Energy-Efficient Resource Allocation for Ultra-reliable and Low-latency Communications

TL;DR

This paper proposes an optimal resource allocation strategy to maximize energy efficiency in URLLC systems, considering strict QoS constraints like delay and packet loss, by jointly optimizing power, bandwidth, and antennas.

Contribution

It introduces a globally optimal solution for energy-efficient resource allocation in URLLC with finite blocklength coding and strict QoS requirements.

Findings

Significant EE improvement over existing policies

Optimal joint resource allocation under QoS constraints

Validation through simulations and numerical analysis

Abstract

Ultra-reliable and low-latency communications (URLLC) is expected to be supported without compromising the resource usage efficiency. In this paper, we study how to maximize energy efficiency (EE) for URLLC under the stringent quality of service (QoS) requirement imposed on the end-to-end (E2E) delay and overall packet loss, where the E2E delay includes queueing delay and transmission delay, and the overall packet loss consists of queueing delay violation, transmission error with finite blocklength channel codes, and proactive packet dropping in deep fading.
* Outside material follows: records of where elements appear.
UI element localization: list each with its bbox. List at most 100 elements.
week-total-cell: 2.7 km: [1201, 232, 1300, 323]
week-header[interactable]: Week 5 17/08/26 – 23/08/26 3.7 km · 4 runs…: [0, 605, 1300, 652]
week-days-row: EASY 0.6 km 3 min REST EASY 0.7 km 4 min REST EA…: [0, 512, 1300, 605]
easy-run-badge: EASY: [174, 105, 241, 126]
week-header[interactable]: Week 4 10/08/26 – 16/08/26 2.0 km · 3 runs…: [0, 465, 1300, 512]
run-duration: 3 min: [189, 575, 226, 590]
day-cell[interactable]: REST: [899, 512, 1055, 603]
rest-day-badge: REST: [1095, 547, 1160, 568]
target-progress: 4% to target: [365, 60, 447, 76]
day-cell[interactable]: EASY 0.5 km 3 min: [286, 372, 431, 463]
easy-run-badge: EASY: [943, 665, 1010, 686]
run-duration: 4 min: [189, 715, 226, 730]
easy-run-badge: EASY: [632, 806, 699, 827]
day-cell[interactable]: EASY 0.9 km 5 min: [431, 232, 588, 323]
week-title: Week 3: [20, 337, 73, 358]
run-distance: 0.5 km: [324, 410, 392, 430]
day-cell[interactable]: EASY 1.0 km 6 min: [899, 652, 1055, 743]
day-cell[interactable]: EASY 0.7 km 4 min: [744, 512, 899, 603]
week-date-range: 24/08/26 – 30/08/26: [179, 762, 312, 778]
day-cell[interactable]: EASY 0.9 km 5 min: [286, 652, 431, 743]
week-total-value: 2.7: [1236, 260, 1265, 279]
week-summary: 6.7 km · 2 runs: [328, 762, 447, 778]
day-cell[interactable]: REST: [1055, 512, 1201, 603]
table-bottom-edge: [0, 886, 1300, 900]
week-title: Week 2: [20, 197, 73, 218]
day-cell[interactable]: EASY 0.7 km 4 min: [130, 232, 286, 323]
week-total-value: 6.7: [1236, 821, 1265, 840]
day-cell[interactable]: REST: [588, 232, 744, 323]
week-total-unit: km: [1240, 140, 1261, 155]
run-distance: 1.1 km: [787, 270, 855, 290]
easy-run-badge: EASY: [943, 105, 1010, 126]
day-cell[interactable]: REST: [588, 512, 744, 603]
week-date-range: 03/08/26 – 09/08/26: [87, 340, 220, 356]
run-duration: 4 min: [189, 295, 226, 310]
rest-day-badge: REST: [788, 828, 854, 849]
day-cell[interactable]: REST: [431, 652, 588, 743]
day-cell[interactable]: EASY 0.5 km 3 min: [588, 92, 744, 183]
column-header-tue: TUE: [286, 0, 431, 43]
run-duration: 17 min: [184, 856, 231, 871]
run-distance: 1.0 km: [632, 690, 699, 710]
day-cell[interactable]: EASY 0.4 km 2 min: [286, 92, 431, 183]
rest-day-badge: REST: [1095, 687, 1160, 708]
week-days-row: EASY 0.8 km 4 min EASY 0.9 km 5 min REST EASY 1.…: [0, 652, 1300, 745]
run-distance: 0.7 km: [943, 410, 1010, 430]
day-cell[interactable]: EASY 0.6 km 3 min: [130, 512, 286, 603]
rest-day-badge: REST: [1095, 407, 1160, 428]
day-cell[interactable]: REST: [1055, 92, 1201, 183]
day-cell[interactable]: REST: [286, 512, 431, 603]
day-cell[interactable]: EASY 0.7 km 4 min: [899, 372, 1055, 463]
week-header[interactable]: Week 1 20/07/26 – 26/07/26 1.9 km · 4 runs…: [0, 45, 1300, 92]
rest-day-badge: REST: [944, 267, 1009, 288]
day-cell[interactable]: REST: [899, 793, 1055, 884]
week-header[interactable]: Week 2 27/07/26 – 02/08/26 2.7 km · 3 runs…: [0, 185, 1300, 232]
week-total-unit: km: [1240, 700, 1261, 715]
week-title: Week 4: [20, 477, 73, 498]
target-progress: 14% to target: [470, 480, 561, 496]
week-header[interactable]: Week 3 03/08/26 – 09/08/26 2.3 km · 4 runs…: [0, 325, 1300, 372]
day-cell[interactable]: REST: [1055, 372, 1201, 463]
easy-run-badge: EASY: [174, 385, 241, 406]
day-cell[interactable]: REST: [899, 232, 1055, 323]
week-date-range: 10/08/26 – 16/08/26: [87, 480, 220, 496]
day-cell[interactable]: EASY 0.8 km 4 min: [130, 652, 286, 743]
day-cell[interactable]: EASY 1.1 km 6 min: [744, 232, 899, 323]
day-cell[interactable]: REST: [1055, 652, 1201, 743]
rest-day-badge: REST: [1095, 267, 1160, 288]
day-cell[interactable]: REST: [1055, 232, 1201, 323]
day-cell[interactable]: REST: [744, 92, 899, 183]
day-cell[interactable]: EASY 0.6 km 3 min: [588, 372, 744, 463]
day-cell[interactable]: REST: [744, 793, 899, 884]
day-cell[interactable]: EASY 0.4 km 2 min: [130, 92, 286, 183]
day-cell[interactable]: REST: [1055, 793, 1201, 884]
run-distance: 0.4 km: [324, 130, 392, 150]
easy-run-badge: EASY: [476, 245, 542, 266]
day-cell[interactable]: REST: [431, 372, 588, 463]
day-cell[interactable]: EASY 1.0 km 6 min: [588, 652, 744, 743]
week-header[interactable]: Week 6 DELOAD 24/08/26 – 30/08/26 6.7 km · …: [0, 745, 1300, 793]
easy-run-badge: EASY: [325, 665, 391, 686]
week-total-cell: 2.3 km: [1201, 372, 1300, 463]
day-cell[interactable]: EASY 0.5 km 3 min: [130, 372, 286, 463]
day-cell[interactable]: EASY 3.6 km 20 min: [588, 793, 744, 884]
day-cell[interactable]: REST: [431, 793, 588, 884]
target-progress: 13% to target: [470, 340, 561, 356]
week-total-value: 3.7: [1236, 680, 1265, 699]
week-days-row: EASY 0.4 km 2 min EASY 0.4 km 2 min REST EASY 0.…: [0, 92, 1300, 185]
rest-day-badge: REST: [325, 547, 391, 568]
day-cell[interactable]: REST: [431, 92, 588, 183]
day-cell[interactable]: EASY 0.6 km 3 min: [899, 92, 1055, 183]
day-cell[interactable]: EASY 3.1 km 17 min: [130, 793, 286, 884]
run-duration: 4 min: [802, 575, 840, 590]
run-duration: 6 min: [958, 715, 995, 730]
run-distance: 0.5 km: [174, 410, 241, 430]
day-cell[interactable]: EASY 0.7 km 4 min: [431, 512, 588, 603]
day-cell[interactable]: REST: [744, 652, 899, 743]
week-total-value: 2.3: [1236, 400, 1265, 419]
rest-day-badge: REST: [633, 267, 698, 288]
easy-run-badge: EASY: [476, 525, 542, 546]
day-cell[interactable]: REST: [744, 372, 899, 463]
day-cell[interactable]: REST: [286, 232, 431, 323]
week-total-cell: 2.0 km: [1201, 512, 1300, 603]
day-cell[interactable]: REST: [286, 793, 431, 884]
Transmit power, bandwidth and number of active antennas are jointly optimized to maximize the system EE under the QoS constraints. Since the achievable rate with finite blocklength channel codes is not convex in radio resources, it is challenging to optimize resource allocation. By analyzing the properties of the optimization problem, the global optimal solution is obtained. Simulation and numerical results validate the analysis and show that the proposed policy can improve EE significantly compared with existing policy.